Retomaremos esta questão no 4o Tópico, mas desde já registrando que, nos 33 anos pós-constitucionais, as práticas privadas na saúde em regra desenvolvem-se ao inverso das condições a) e b) acima apontadas.
Não há como não reconhecer nesses 33 anos pós-constitucionais, a evidência da constância de uma assumida estratégia federal para o financiamento do SUS e relações com setor privado na saúde. Como se não bastasse, outra constância simultânea não menos preocupante, refere-se à precária e por vezes nula implementação das diretrizes constitucionais da Regionalização, Equidade e Integralidade.

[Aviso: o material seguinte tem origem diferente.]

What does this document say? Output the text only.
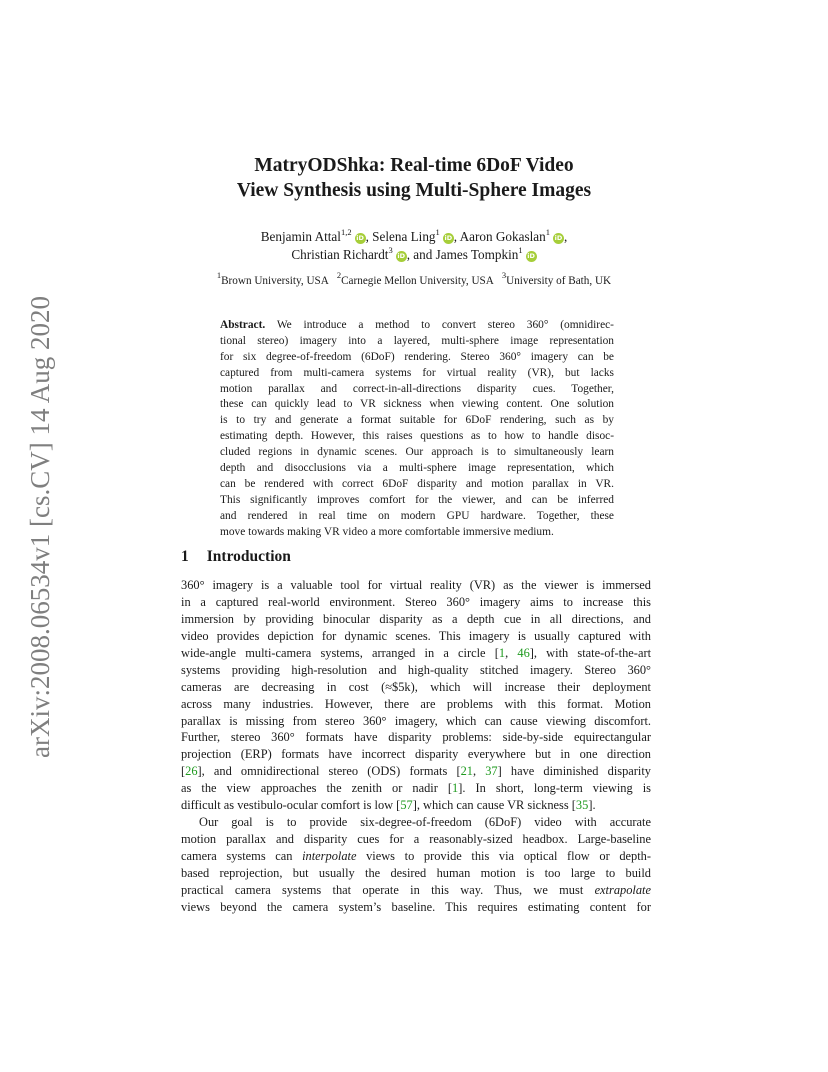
arXiv:2008.06534v1 [cs.CV] 14 Aug 2020
MatryODShka: Real-time 6DoF Video
View Synthesis using Multi-Sphere Images
Benjamin Attal$^{1,2}$iD , Selena Ling$^1$iD , Aaron Gokaslan$^1$iD ,
Christian Richardt$^3$iD , and James Tompkin$^1$iD
$^1$Brown University, USA $^2$Carnegie Mellon University, USA $^3$University of Bath, UK
Abstract. We introduce a method to convert stereo 360° (omnidirec-
tional stereo) imagery into a layered, multi-sphere image representation
for six degree-of-freedom (6DoF) rendering. Stereo 360° imagery can be
captured from multi-camera systems for virtual reality (VR), but lacks
motion parallax and correct-in-all-directions disparity cues. Together,
these can quickly lead to VR sickness when viewing content. One solution
is to try and generate a format suitable for 6DoF rendering, such as by
estimating depth. However, this raises questions as to how to handle disoc-
cluded regions in dynamic scenes. Our approach is to simultaneously learn
depth and disocclusions via a multi-sphere image representation, which
can be rendered with correct 6DoF disparity and motion parallax in VR.
This significantly improves comfort for the viewer, and can be inferred
and rendered in real time on modern GPU hardware. Together, these
move towards making VR video a more comfortable immersive medium.
1 Introduction
360° imagery is a valuable tool for virtual reality (VR) as the viewer is immersed
in a captured real-world environment. Stereo 360° imagery aims to increase this
immersion by providing binocular disparity as a depth cue in all directions, and
video provides depiction for dynamic scenes. This imagery is usually captured with
wide-angle multi-camera systems, arranged in a circle [1, 46], with state-of-the-art
systems providing high-resolution and high-quality stitched imagery. Stereo 360°
cameras are decreasing in cost (≈$5k), which will increase their deployment
across many industries. However, there are problems with this format. Motion
parallax is missing from stereo 360° imagery, which can cause viewing discomfort.
Further, stereo 360° formats have disparity problems: side-by-side equirectangular
projection (ERP) formats have incorrect disparity everywhere but in one direction
[26], and omnidirectional stereo (ODS) formats [21, 37] have diminished disparity
as the view approaches the zenith or nadir [1]. In short, long-term viewing is
difficult as vestibulo-ocular comfort is low [57], which can cause VR sickness [35].
Our goal is to provide six-degree-of-freedom (6DoF) video with accurate
motion parallax and disparity cues for a reasonably-sized headbox. Large-baseline
camera systems can interpolate views to provide this via optical flow or depth-
based reprojection, but usually the desired human motion is too large to build
practical camera systems that operate in this way. Thus, we must extrapolate
views beyond the camera system’s baseline. This requires estimating content for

Para fins dos objetivos deste texto-subsídio, vemos a Região de Saúde como o conjunto de municípios limítrofes de diferentes portes, cujo conjunto conta com estrutura de saúde suficiente ou pressuficiente para o atendimento universal, integral e equitativo à saúde da população regional, com fácil acessibilidade intermunicipal. Em outras palavras: o SUS acontece constitucionalmente nos Municípios e Estados, mas só na Região de Saúde acontece como a menor célula sistêmica do SUS por propiciar a realização do conjunto das diretrizes constitucionais – modelo de atenção à saúde, inclusive refletindo as características de cada região: populacionais, socioculturais, epidemiológicas, econômicas, viárias, etc. Leve-se em conta que todos os países com sistemas públicos universalistas de saúde em todos os continentes, iniciando pela grande maioria dos europeus, esses sistemas consolidaram-se assumindo a Região de Saúde como a célula básica organizacional e funcional.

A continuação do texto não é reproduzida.